Wie ich meine Tageslichtlampe verwende


Da ich den ganzen Tag am Computer sitze, habe ich mir eine Tageslicht-Stehlampe gekauft, welche ich neben mir am Schreibtisch stehen habe. Es gibt aber auch kleinere Schreibtischlampen, die man auf den Schreibtisch stellen kann. Meine Frau hat so eine, die ich ihr mal geschenkt habe. Ihre Schreibtischlampe war kaputt gegangen und sie verwendete dann ersatzweise meine Tageslicht-Stehlampe. Als sie diese dann gar nicht mehr hergeben wollte, kaufte ich ihr die Schreibtisch-Tageslichtlampe, um meine eigene Lampe wiederzubekommen.
Jedenfalls mache ich meine Tageslichtlampe dann immer an, wenn es mir im Büro zu dunkel wird. Schon beim Einschalten spürt man, wie man wacher wird. Tatsächlich merke ich, dass das Vollspektrumlicht ähnlich wirkt, wie wenn ich das Haus verlasse und in die Sonne gehe. Ich fühle mich frischer und kann mich besser und länger auf die Arbeit konzentrieren.
Zuerst dachte ich, ich bilde mir das nur ein, weil es meiner Erwartungshaltung entsprach. Aber nein, ich tanke mit dieser Lampe tatsächlich regelrecht Energie.


Ein paar Einzelheiten über meine Tageslichtlampe


Meine Tageslichtlampe verbraucht 24 Watt und erzeugt 1715 Lumen. Sie ist damit recht sparsam für dieses relativ helle Licht. Es gibt aber auch stärkere Lampen. Das ist aber Geschmackssache und liegt in eigenem Ermessen, was einem besser liegt.

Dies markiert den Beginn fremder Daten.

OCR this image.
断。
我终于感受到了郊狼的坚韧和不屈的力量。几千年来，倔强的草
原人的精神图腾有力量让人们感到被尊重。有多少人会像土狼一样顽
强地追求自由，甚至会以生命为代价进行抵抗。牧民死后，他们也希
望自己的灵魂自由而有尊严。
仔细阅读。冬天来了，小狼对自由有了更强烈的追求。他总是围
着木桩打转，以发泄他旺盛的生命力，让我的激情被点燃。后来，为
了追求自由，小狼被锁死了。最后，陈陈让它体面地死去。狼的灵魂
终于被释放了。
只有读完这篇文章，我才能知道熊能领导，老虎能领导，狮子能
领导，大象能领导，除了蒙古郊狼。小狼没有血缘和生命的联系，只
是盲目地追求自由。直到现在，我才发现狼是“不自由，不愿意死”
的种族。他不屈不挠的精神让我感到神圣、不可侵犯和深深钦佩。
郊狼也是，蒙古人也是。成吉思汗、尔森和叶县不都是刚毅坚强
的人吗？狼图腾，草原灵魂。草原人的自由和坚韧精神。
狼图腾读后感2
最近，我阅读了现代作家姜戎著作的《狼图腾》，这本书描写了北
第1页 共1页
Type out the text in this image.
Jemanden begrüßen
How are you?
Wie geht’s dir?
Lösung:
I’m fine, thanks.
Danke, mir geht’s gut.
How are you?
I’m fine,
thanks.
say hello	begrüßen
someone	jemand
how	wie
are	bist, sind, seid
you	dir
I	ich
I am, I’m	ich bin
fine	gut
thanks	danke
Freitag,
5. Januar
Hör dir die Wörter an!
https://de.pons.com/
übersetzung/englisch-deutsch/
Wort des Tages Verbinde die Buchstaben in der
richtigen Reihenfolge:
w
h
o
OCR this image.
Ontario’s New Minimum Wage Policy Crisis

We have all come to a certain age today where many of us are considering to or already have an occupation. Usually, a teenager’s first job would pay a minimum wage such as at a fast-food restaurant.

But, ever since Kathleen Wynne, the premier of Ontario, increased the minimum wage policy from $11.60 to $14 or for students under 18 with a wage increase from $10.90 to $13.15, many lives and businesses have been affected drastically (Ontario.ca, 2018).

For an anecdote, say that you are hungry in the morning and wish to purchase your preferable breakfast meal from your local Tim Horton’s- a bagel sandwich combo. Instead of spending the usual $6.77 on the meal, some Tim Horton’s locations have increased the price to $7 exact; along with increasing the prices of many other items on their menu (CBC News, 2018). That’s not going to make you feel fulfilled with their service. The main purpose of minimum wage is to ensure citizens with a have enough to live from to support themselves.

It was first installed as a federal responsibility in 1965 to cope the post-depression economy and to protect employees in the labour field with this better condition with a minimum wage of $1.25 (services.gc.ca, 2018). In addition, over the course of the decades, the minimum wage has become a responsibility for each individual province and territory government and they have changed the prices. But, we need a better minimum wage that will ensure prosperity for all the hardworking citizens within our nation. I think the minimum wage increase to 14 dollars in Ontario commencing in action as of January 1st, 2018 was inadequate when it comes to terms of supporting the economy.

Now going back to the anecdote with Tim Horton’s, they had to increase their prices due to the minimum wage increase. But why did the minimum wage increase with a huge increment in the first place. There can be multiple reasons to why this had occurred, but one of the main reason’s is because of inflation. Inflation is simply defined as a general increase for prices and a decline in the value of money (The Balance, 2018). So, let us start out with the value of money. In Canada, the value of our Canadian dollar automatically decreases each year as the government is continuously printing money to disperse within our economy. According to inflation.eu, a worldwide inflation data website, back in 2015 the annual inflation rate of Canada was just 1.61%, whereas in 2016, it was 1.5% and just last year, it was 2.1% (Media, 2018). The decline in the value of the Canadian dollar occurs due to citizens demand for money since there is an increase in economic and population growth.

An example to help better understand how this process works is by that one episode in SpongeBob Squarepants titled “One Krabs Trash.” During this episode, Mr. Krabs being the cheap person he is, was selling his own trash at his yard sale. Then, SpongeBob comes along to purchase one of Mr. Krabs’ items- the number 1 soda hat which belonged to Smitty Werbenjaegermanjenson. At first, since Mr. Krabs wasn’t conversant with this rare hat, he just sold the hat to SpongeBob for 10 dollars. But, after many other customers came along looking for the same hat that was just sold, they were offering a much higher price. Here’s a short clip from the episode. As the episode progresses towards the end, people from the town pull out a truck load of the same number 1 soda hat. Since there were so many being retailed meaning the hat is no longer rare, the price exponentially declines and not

Bei meiner Tageslicht-Stehlampe kann man den Leuchtwinkel stufenlos verstellen. Das ist recht praktisch, wenn man schnell mal in eine andere Richtung leuchten will. Ich verwende die Lampe sogar manchmal zum Fotografieren, da das Licht so schön weiß ist und gerade beim Fotografieren bietet es sich ja geradezu an, dass man den Neigungswinkel verstellen kann.


Fazit


Für mich war der Kauf der Tageslichtlampe eine gute Investition. Manchmal denke ich, dass eine noch hellere Lampe für mich noch besser wäre. Aber diese Lampe ist auch schon sehr gut. Gerade im Herbst und Winter, wenn es tagsüber nicht viel Licht gibt, ist diese Lampe mein Lichtenergiespender. Wer unter gleichen Symptomen wie ich leidet, dem kann ich so eine Tageslichtlampe wärmstens empfehlen.